Gli scienziati si sono sbagliati: ecco la vera età della Luna

Una nuova ricerca ha svelato come sino ad oggi gli scienziati si siano sbagliati: ecco qual è la vera età della Luna

Fonte: Depositphotos

La Luna è molto più vecchia di quanto si pensava in precedenza.
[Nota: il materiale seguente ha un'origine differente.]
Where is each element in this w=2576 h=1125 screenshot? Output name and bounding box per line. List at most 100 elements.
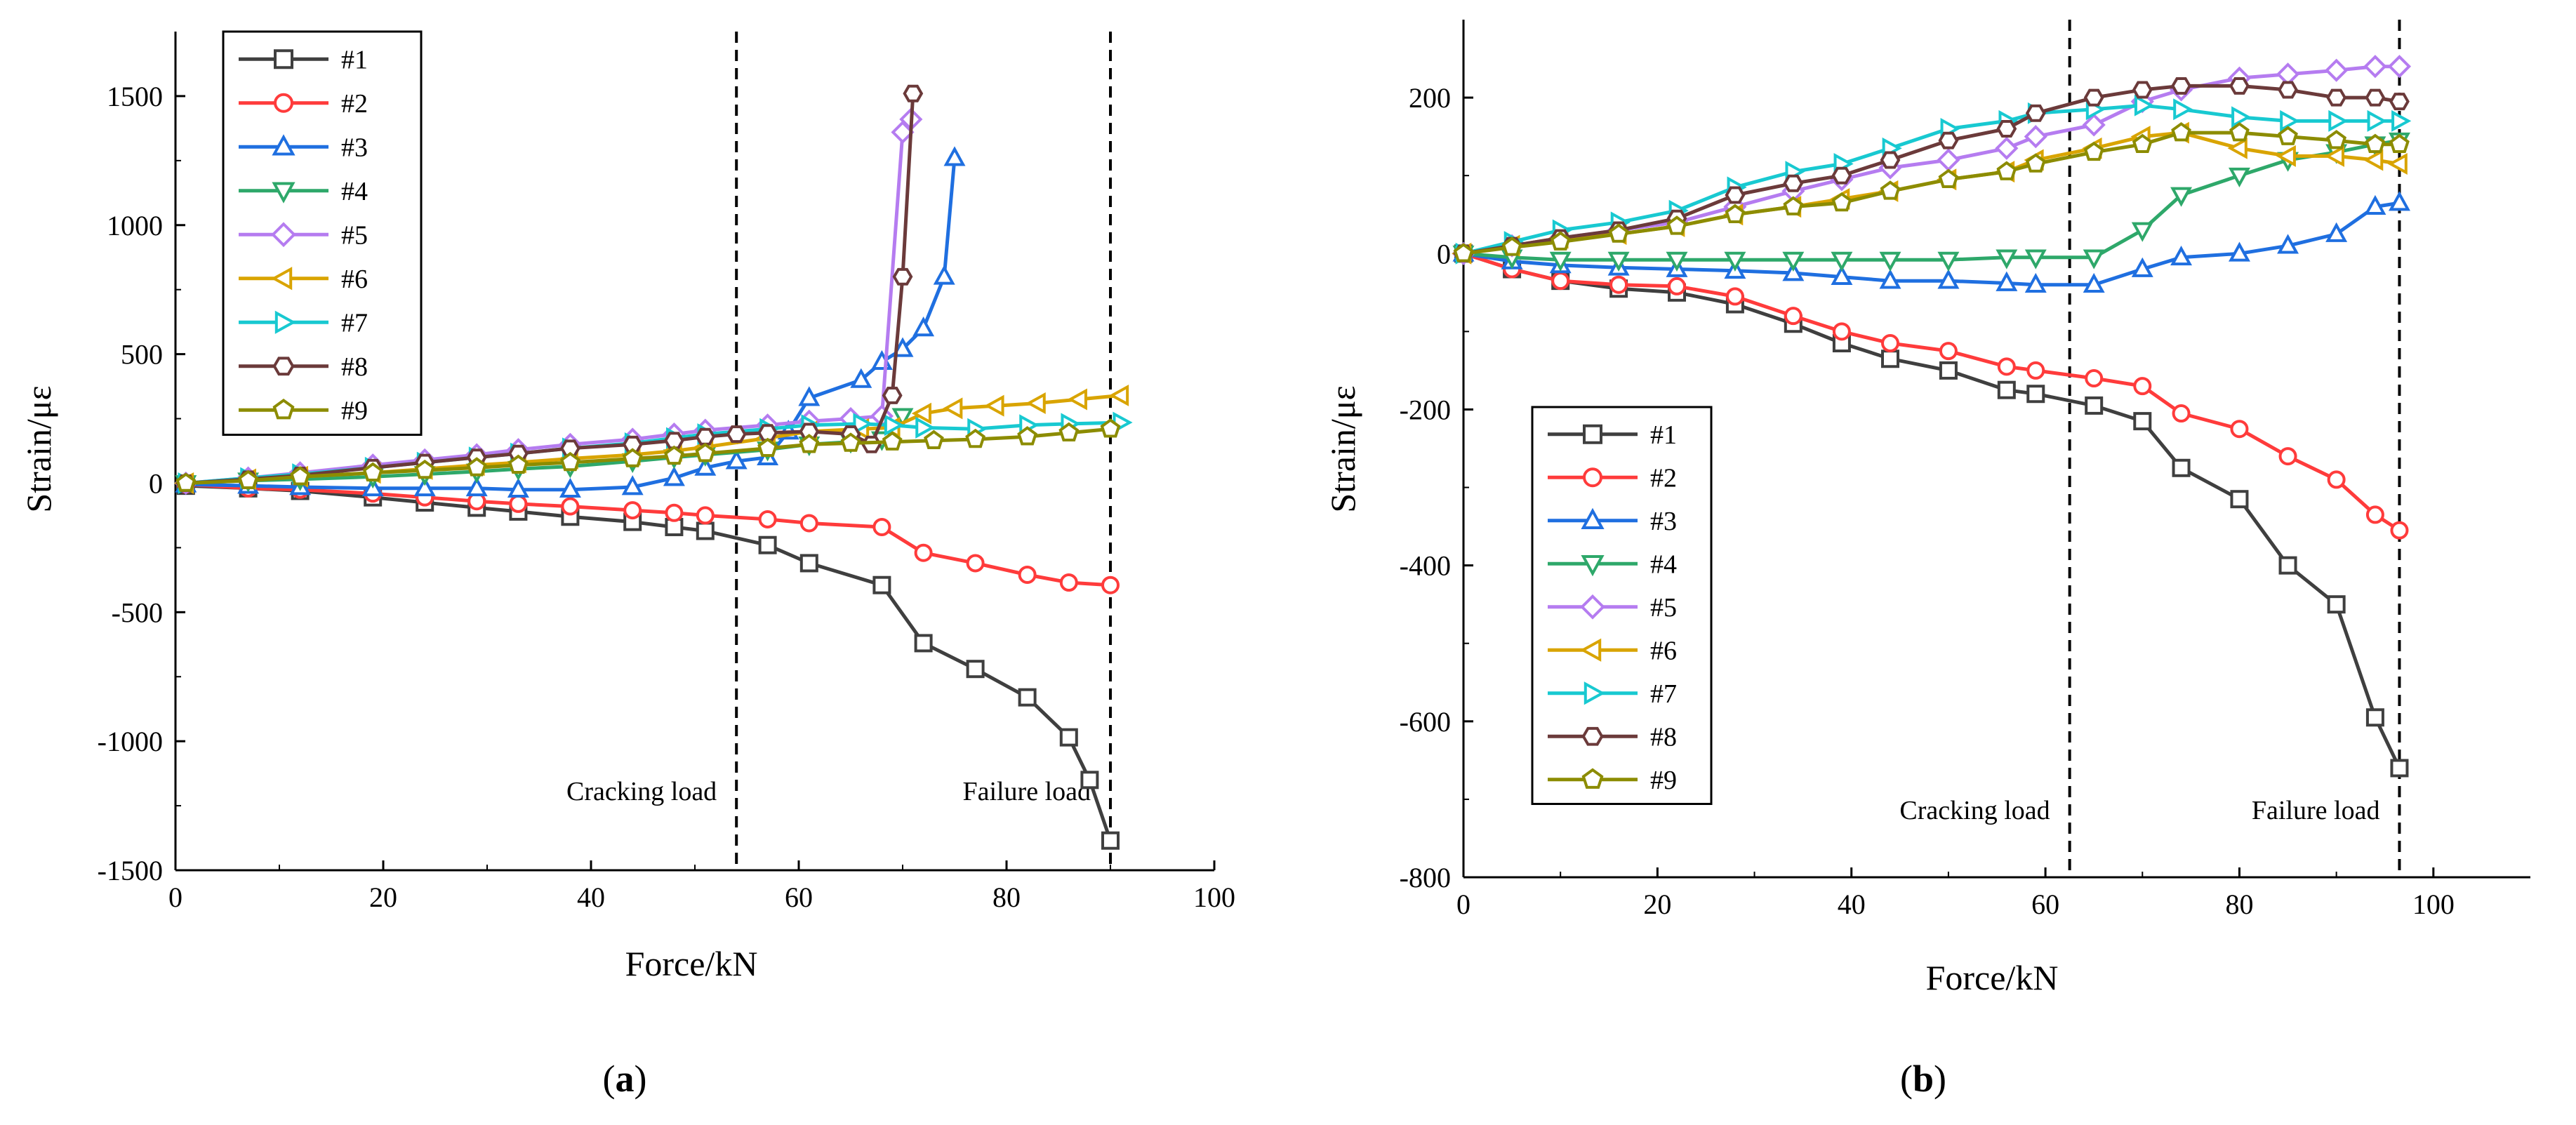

A rivelarlo gli scienziati, che hanno ammesso di essersi sbagliati, rivelando di aver scoperto solo oggi la vera età della Luna. Il satellite della Terra infatti è stato analizzato a fondo grazie ad alcune rocce lunari, raccolte nel corso della missione Apollo 14. Studiando questi resti gli scienziati sono riusciti a stimare la vera età della Luna, che si sarebbe formata 60 milioni di anni dopo il Sistema Solare.
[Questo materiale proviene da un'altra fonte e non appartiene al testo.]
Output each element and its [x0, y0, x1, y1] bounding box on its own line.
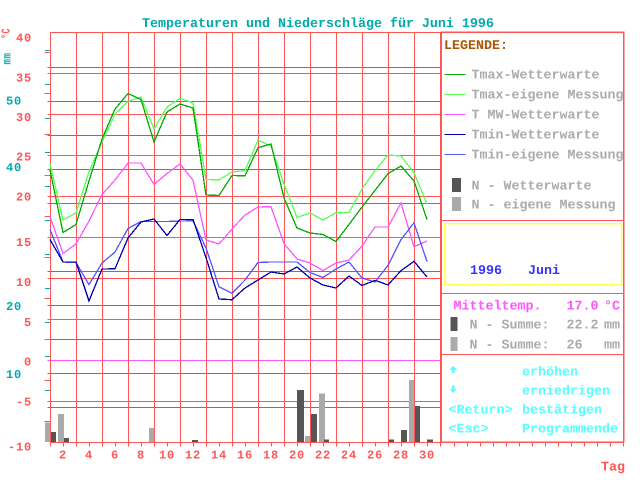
svg-text:17.0: 17.0 [567, 300, 599, 315]
svg-text:10: 10 [16, 276, 32, 290]
svg-text:0: 0 [24, 356, 32, 370]
svg-text:°C: °C [0, 28, 14, 39]
svg-text:Tmax-eigene Messung: Tmax-eigene Messung [472, 89, 624, 104]
svg-text:bestätigen: bestätigen [522, 404, 602, 419]
svg-text:4: 4 [85, 449, 93, 463]
svg-text:Programmende: Programmende [522, 423, 618, 438]
svg-text:2: 2 [59, 449, 67, 463]
svg-text:50: 50 [6, 95, 22, 109]
svg-text:28: 28 [393, 449, 409, 463]
svg-text:N - Summe:: N - Summe: [470, 339, 550, 354]
svg-text:30: 30 [16, 111, 32, 125]
svg-text:22: 22 [315, 449, 331, 463]
svg-text:<Return>: <Return> [449, 404, 513, 419]
svg-text:30: 30 [419, 449, 435, 463]
svg-text:6: 6 [111, 449, 119, 463]
svg-text:26: 26 [367, 449, 383, 463]
svg-text:Mitteltemp.: Mitteltemp. [454, 300, 542, 315]
svg-text:22.2: 22.2 [567, 319, 599, 334]
svg-text:5: 5 [24, 316, 32, 330]
svg-text:N - eigene Messung: N - eigene Messung [472, 199, 616, 214]
svg-text:18: 18 [263, 449, 279, 463]
svg-text:10: 10 [6, 368, 22, 382]
svg-text:8: 8 [137, 449, 145, 463]
svg-text:35: 35 [16, 72, 32, 86]
svg-text:erhöhen: erhöhen [522, 366, 578, 381]
svg-text:mm: mm [604, 339, 620, 354]
svg-text:<Esc>: <Esc> [449, 423, 489, 438]
svg-text:Tmax-Wetterwarte: Tmax-Wetterwarte [472, 69, 600, 84]
svg-text:Temperaturen und Niederschläge: Temperaturen und Niederschläge für Juni … [142, 17, 494, 32]
svg-text:N - Summe:: N - Summe: [470, 319, 550, 334]
svg-text:20: 20 [6, 300, 22, 314]
svg-text:erniedrigen: erniedrigen [522, 385, 610, 400]
svg-text:LEGENDE:: LEGENDE: [444, 39, 508, 54]
svg-text:26: 26 [567, 339, 583, 354]
svg-text:Tmin-eigene Messung: Tmin-eigene Messung [472, 149, 624, 164]
svg-text:mm: mm [604, 319, 620, 334]
svg-text:15: 15 [16, 236, 32, 250]
svg-text:24: 24 [341, 449, 357, 463]
svg-text:20: 20 [16, 191, 32, 205]
svg-text:mm: mm [1, 53, 15, 65]
svg-text:T MW-Wetterwarte: T MW-Wetterwarte [472, 109, 600, 124]
svg-text:40: 40 [16, 32, 32, 46]
svg-text:16: 16 [237, 449, 253, 463]
svg-text:N - Wetterwarte: N - Wetterwarte [472, 180, 592, 195]
svg-text:40: 40 [6, 161, 22, 175]
svg-text:-10: -10 [8, 441, 32, 455]
svg-text:Tag: Tag [601, 461, 625, 476]
svg-text:-5: -5 [16, 396, 32, 410]
svg-text:20: 20 [289, 449, 305, 463]
svg-text:°C: °C [604, 300, 620, 315]
svg-text:Tmin-Wetterwarte: Tmin-Wetterwarte [472, 129, 600, 144]
svg-text:1996: 1996 [470, 264, 502, 279]
svg-text:10: 10 [159, 449, 175, 463]
svg-text:14: 14 [211, 449, 227, 463]
svg-text:Juni: Juni [528, 264, 560, 279]
svg-text:25: 25 [16, 151, 32, 165]
svg-text:12: 12 [185, 449, 201, 463]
I risultati della ricerca sono stati pubblicati sulla prestigiosa rivista “Science” e ribaltano tutte le ipotesi precedenti sull’età della Luna. In passato infatti si era ipotizzato che il satellite della Terra si fosse formato 100 milioni di anni dopo il Sistema solare, altri ricercatori invece avevano parlato di una nascita successiva, avvenuta fra 150 e 200 milioni di anni dopo gli altri pianeti.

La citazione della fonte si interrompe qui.